IL TERRIBILE INCIDENTE A DAYTONA
Daytona, Florida, test della 200 miglia del 1975 per le “big bikes” da 750 cc.
A oltre 270 km/h in piena curva sopraelevata il pneumatico posteriore della Suzuki esplode.
Polso, braccio, costole, vertebre, caviglia, femore tutto in pezzi.
Ci vogliono oltre 30 placche e viti per rimettere tutto insieme.
Sheene: “Se fossi un cavallo da corsa, mi abbatterebbero”
Quel giorno del ’75 una troupe televisiva della BBC è presente sul tracciato della Florida per tracciare un profilo del talento emergente del motociclismo inglese.
Dall’incidente al ricovero tutto viene ripreso come in un “The Truman Show” degli anni ’70.

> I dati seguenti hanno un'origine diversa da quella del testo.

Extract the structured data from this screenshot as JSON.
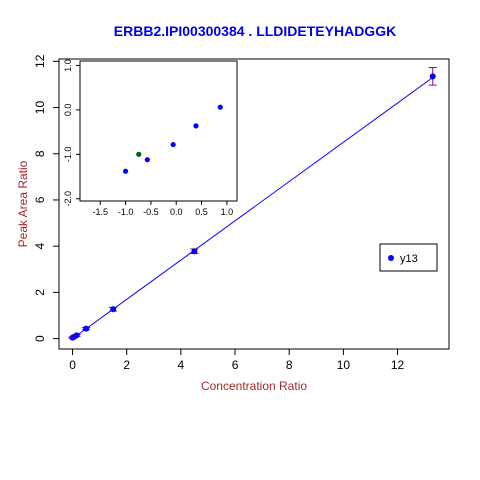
{
  "chart_data": {
    "type": "scatter",
    "title": "ERBB2.IPI00300384 . LLDIDETEYHADGGK",
    "xlabel": "Concentration Ratio",
    "ylabel": "Peak Area Ratio",
    "xlim": [
      -0.5,
      13.9
    ],
    "ylim": [
      -0.45,
      12.1
    ],
    "xticks": [
      "0",
      "2",
      "4",
      "6",
      "8",
      "10",
      "12"
    ],
    "yticks": [
      "0",
      "2",
      "4",
      "6",
      "8",
      "10",
      "12"
    ],
    "grid": false,
    "legend": {
      "placement": "right",
      "entries": [
        "y13"
      ]
    },
    "colors": {
      "series": "#0000ff",
      "highlight": "#006400",
      "title": "#0000ee",
      "axis_label": "#a52a2a",
      "error_bar": "#8b008b"
    },
    "series": [
      {
        "name": "y13",
        "x": [
          0.0,
          0.05,
          0.15,
          0.5,
          1.5,
          4.5,
          13.3
        ],
        "y": [
          0.04,
          0.07,
          0.14,
          0.43,
          1.27,
          3.78,
          11.35
        ],
        "err": [
          0.03,
          0.03,
          0.04,
          0.05,
          0.08,
          0.1,
          0.38
        ]
      }
    ],
    "fit_line": {
      "x": [
        0.0,
        13.3
      ],
      "y": [
        0.0,
        11.3
      ]
    },
    "inset": {
      "type": "scatter",
      "xlim": [
        -1.9,
        1.2
      ],
      "ylim": [
        -2.05,
        1.1
      ],
      "xticks": [
        "-1.5",
        "-1.0",
        "-0.5",
        "0.0",
        "0.5",
        "1.0"
      ],
      "yticks": [
        "-2.0",
        "-1.0",
        "0.0",
        "1.0"
      ],
      "points": [
        {
          "x": -1.0,
          "y": -1.38,
          "color": "#0000ff"
        },
        {
          "x": -0.74,
          "y": -1.0,
          "color": "#006400"
        },
        {
          "x": -0.57,
          "y": -1.12,
          "color": "#0000ff"
        },
        {
          "x": -0.06,
          "y": -0.78,
          "color": "#0000ff"
        },
        {
          "x": 0.39,
          "y": -0.36,
          "color": "#0000ff"
        },
        {
          "x": 0.87,
          "y": 0.06,
          "color": "#0000ff"
        }
      ]
    }
  }
}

Sheene, da gran comunicatore qual è, lascia fare, perché capisce che quello può essere un gran colpo, che certamente non rende meno duro l’asfalto a 270 ma lo consegna all’Inghilterra intera e al mondo del motorsport come una superstar.

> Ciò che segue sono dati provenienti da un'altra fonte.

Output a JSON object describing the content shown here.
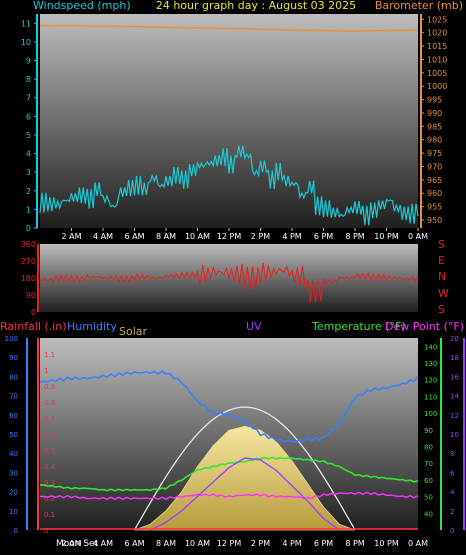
{
  "colors": {
    "wind": "#1ec8d4",
    "barometer": "#e8903a",
    "title": "#e8e830",
    "direction": "#ee1c1c",
    "rain": "#ff3030",
    "humidity": "#3a7fff",
    "solar": "#c8b050",
    "uv": "#a040ff",
    "temperature": "#30e830",
    "dewpoint": "#ff30ff"
  },
  "header": {
    "windspeed_label": "Windspeed (mph)",
    "title": "24 hour graph day : August 03 2025",
    "barometer_label": "Barometer (mb)"
  },
  "bottom_labels": {
    "rainfall": "Rainfall (.in)",
    "humidity": "Humidity",
    "solar": "Solar",
    "uv": "UV",
    "temperature": "Temperature (°F)",
    "dewpoint": "Dew Point (°F)",
    "moon_set": "Moon Set"
  },
  "compass": [
    "S",
    "E",
    "N",
    "W",
    "S"
  ],
  "time_ticks": [
    "2 AM",
    "4 AM",
    "6 AM",
    "8 AM",
    "10 AM",
    "12 PM",
    "2 PM",
    "4 PM",
    "6 PM",
    "8 PM",
    "10 PM",
    "0 AM"
  ],
  "chart_data": [
    {
      "type": "line",
      "title": "24 hour graph day : August 03 2025",
      "x_unit": "hours since midnight",
      "xlim": [
        0,
        24
      ],
      "series": [
        {
          "name": "Windspeed (mph)",
          "axis": "left",
          "ylim": [
            0,
            11.5
          ],
          "x": [
            0,
            0.5,
            1,
            1.5,
            2,
            2.5,
            3,
            3.5,
            4,
            4.5,
            5,
            5.5,
            6,
            6.5,
            7,
            7.5,
            8,
            8.5,
            9,
            9.5,
            10,
            10.5,
            11,
            11.5,
            12,
            12.5,
            13,
            13.5,
            14,
            14.5,
            15,
            15.5,
            16,
            16.5,
            17,
            17.5,
            18,
            18.5,
            19,
            19.5,
            20,
            20.5,
            21,
            21.5,
            22,
            22.5,
            23,
            23.5,
            24
          ],
          "y": [
            1.2,
            1,
            0.9,
            1.1,
            1.3,
            1.5,
            1.4,
            1.8,
            1.2,
            0.8,
            1.6,
            1.9,
            2.1,
            1.8,
            2.3,
            1.9,
            2.2,
            2.6,
            2.4,
            2.8,
            3,
            3.1,
            3.3,
            3.6,
            3.2,
            3.8,
            3.5,
            2.6,
            3,
            2.4,
            2.8,
            2.2,
            2,
            1.4,
            1.9,
            1,
            0.8,
            0.5,
            0.3,
            0.6,
            0.8,
            0.5,
            0.7,
            0.9,
            1.1,
            0.7,
            0.5,
            0.6,
            0.8
          ]
        },
        {
          "name": "Barometer (mb)",
          "axis": "right",
          "ylim": [
            947,
            1027
          ],
          "y_ticks": [
            950,
            955,
            960,
            965,
            970,
            975,
            980,
            985,
            990,
            995,
            1000,
            1005,
            1010,
            1015,
            1020,
            1025
          ],
          "x": [
            0,
            4,
            8,
            12,
            16,
            20,
            24
          ],
          "y": [
            1022.7,
            1022.5,
            1022,
            1021.6,
            1021,
            1020.6,
            1021
          ]
        }
      ],
      "y_ticks_left": [
        0,
        1,
        2,
        3,
        4,
        5,
        6,
        7,
        8,
        9,
        10,
        11
      ]
    },
    {
      "type": "line",
      "title": "",
      "x_unit": "hours since midnight",
      "xlim": [
        0,
        24
      ],
      "series": [
        {
          "name": "Wind direction (degrees)",
          "ylim": [
            0,
            360
          ],
          "y_ticks": [
            0,
            90,
            180,
            270,
            360
          ],
          "x": [
            0,
            1,
            2,
            3,
            4,
            5,
            6,
            7,
            8,
            9,
            10,
            11,
            12,
            13,
            14,
            15,
            16,
            17,
            18,
            19,
            20,
            21,
            22,
            23,
            24
          ],
          "y": [
            170,
            180,
            175,
            185,
            180,
            175,
            185,
            180,
            190,
            195,
            200,
            210,
            200,
            180,
            210,
            220,
            190,
            110,
            160,
            180,
            190,
            185,
            180,
            175,
            185
          ]
        }
      ]
    },
    {
      "type": "line",
      "title": "",
      "x_unit": "hours since midnight",
      "xlim": [
        0,
        24
      ],
      "axes": {
        "rainfall_ticks": [
          0,
          0.1,
          0.2,
          0.3,
          0.4,
          0.5,
          0.6,
          0.7,
          0.8,
          0.9,
          1,
          1.1
        ],
        "humidity_ticks": [
          0,
          10,
          20,
          30,
          40,
          50,
          60,
          70,
          80,
          90,
          100
        ],
        "temperature_ticks": [
          40,
          50,
          60,
          70,
          80,
          90,
          100,
          110,
          120,
          130,
          140
        ],
        "uv_ticks": [
          0,
          2,
          4,
          6,
          8,
          10,
          12,
          14,
          16,
          18,
          20
        ]
      },
      "series": [
        {
          "name": "Humidity",
          "ylim": [
            0,
            100
          ],
          "x": [
            0,
            1,
            2,
            3,
            4,
            5,
            6,
            7,
            8,
            9,
            10,
            11,
            12,
            13,
            14,
            15,
            16,
            17,
            18,
            19,
            20,
            21,
            22,
            23,
            24
          ],
          "y": [
            77,
            78,
            79,
            79,
            80,
            81,
            82,
            82,
            82,
            77,
            67,
            61,
            60,
            57,
            50,
            47,
            46,
            47,
            48,
            55,
            69,
            73,
            74,
            76,
            79
          ]
        },
        {
          "name": "Temperature (°F)",
          "ylim": [
            30,
            145
          ],
          "x": [
            0,
            1,
            2,
            3,
            4,
            5,
            6,
            7,
            8,
            9,
            10,
            11,
            12,
            13,
            14,
            15,
            16,
            17,
            18,
            19,
            20,
            21,
            22,
            23,
            24
          ],
          "y": [
            57,
            56,
            55,
            55,
            54,
            54,
            54,
            54,
            55,
            60,
            66,
            68,
            70,
            71,
            73,
            73,
            73,
            72,
            71,
            68,
            63,
            62,
            61,
            60,
            59
          ]
        },
        {
          "name": "Dew Point (°F)",
          "ylim": [
            30,
            145
          ],
          "x": [
            0,
            1,
            2,
            3,
            4,
            5,
            6,
            7,
            8,
            9,
            10,
            11,
            12,
            13,
            14,
            15,
            16,
            17,
            18,
            19,
            20,
            21,
            22,
            23,
            24
          ],
          "y": [
            50,
            50,
            50,
            49,
            49,
            49,
            49,
            49,
            49,
            50,
            51,
            51,
            50,
            51,
            51,
            50,
            50,
            49,
            51,
            52,
            52,
            52,
            51,
            50,
            50
          ]
        },
        {
          "name": "Solar",
          "ylim": [
            0,
            100
          ],
          "x": [
            6,
            7,
            8,
            9,
            10,
            11,
            12,
            13,
            14,
            15,
            16,
            17,
            18,
            19,
            20
          ],
          "y": [
            0,
            3,
            10,
            20,
            33,
            44,
            52,
            54,
            52,
            46,
            36,
            24,
            12,
            3,
            0
          ]
        },
        {
          "name": "UV",
          "ylim": [
            0,
            20
          ],
          "x": [
            7,
            8,
            9,
            10,
            11,
            12,
            13,
            14,
            15,
            16,
            17,
            18,
            19
          ],
          "y": [
            0,
            0.8,
            2,
            3.5,
            5,
            6.5,
            7.5,
            7.3,
            6.2,
            4.6,
            3,
            1.2,
            0
          ]
        }
      ]
    }
  ]
}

Dopo Daytona ci sono tante vittorie e altri schianti (Paul Ricard ‘80 con amputazione del mignolo e Silverstone ’82 con frattura di entrambe le gambe su tutti), con altre placche e altre viti, ma Sheene ritorna sempre in sella contro tutti e tutti, fino al 1984 anno dell’ultimo podio e del ritiro dalle corse.
Quindici anni di corse gli hanno lasciato tanta di quelle viti in corpo che per lui è impossibile passare un metal detector aeroportuale senza farlo suonare (gira il mondo con le radiografie in borsa!).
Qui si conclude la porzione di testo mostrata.